Rezension

Von einer Frau zur anderen

Wir sitzen im Dickicht und weinen -

Wir sitzen im Dickicht und weinen
von Felicitas Prokopetz

Bewertet mit 4 Sternen

Wenn familiäre Traumata die Hauptrolle spielen und man durch die Generationen gescheucht wird, dann ist man mitten in Prokopetz‘ Roman angekommen und die Gedanken dazu werden einen eine Weile beschäftigen.

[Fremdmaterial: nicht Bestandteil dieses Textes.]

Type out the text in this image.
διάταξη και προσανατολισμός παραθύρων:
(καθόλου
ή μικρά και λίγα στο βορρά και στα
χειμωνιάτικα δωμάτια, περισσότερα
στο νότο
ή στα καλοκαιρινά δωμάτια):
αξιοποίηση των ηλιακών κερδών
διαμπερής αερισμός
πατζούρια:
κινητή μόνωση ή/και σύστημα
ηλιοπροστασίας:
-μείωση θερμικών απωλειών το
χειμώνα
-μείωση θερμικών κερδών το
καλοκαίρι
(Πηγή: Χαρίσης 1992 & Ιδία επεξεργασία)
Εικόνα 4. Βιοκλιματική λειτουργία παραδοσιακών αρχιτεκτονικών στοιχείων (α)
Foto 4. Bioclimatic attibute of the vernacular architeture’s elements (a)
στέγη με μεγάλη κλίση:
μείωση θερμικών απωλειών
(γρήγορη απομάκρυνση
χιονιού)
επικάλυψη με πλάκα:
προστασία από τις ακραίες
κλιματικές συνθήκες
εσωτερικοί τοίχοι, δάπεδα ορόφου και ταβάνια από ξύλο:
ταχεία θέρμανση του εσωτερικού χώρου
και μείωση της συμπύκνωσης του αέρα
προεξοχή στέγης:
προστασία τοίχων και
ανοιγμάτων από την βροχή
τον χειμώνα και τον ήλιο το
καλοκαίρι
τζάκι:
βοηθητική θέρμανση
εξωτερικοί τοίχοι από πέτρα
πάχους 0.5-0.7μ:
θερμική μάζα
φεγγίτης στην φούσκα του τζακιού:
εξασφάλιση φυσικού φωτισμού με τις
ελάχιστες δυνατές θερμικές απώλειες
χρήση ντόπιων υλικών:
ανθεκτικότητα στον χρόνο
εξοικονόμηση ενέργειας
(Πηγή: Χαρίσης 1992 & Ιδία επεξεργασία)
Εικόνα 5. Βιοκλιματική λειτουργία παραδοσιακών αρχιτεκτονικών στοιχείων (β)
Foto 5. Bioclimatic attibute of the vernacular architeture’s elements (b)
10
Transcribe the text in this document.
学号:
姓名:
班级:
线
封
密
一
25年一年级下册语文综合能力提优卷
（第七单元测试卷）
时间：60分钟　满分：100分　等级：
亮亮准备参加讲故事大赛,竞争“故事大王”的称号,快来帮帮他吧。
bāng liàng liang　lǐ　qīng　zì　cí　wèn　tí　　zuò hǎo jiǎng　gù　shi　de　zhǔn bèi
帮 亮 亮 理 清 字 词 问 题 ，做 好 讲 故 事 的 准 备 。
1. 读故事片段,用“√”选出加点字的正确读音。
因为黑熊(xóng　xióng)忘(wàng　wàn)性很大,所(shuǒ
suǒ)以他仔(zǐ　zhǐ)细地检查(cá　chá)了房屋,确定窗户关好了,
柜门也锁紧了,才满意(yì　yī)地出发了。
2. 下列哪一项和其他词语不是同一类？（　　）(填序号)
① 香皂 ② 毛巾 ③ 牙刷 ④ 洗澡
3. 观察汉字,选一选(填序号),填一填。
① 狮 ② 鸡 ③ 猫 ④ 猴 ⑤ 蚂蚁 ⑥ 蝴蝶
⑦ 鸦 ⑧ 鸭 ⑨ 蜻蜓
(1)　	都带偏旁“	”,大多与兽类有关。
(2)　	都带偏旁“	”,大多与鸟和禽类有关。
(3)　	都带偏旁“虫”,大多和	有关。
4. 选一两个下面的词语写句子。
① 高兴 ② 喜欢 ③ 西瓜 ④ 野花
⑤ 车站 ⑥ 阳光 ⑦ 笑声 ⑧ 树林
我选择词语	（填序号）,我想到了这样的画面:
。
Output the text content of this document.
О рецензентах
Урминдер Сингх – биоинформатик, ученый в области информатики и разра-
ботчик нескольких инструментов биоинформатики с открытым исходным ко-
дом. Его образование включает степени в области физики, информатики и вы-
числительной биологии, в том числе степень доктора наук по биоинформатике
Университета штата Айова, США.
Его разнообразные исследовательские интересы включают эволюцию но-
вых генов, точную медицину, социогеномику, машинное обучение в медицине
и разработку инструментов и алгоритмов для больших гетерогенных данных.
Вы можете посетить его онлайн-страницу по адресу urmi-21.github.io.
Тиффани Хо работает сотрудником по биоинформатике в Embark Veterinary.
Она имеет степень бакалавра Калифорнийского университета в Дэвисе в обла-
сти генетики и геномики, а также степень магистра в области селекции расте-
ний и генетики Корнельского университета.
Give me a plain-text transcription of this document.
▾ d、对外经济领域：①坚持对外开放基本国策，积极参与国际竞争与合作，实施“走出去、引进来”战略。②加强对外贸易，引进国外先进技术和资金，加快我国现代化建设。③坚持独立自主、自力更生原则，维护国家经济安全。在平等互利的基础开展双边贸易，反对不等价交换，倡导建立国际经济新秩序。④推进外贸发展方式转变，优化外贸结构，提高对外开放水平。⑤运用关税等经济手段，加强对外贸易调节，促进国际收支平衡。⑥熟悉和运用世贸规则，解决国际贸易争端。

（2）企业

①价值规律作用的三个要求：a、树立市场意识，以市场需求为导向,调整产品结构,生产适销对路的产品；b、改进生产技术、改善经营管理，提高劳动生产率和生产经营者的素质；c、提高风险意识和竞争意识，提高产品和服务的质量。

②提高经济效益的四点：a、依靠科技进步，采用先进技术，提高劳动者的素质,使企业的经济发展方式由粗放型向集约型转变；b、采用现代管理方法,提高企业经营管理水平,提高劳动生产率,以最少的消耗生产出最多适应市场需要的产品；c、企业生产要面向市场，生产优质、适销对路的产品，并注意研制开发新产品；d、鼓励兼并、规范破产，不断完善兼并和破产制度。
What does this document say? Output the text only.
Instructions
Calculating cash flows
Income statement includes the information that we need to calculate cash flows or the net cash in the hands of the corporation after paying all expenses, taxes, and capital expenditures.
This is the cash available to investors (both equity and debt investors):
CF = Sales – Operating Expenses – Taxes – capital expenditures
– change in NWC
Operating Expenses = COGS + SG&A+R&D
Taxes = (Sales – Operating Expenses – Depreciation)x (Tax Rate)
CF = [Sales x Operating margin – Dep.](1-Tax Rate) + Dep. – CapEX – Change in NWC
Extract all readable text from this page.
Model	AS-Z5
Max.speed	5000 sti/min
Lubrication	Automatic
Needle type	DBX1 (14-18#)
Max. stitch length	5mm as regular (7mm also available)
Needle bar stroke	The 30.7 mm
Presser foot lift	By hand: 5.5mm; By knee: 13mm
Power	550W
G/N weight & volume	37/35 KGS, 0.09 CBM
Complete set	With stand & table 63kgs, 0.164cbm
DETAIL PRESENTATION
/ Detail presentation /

Das Cover von Felicitas Prokopetz‘ Roman „Wir sitzen im Dickicht und weinen“ erschließt nicht auf den ersten Blick, genauso wenig, wie sich das Buch einem direkt öffnet. Prokopetz erzählt eine Familiengeschichte über mehrere Generationen, in deren Hauptfokus die Beziehung zwischen Valerie und ihrer Mutter steht. Auch die vorhergegangenen Generationen werden allerdings nicht ausgespart. Naja, vielleicht auch doch. Prokopetz Roman ist rein stilistisch das absolute Gegenstück zur klassischen Familiensaga à la Thomas Manns Buddenbrooks. Die Geschichte wird nicht linear erzählt, sondern springt immer wieder zwischen den Generationen, aber nur für kurze Abschnitte.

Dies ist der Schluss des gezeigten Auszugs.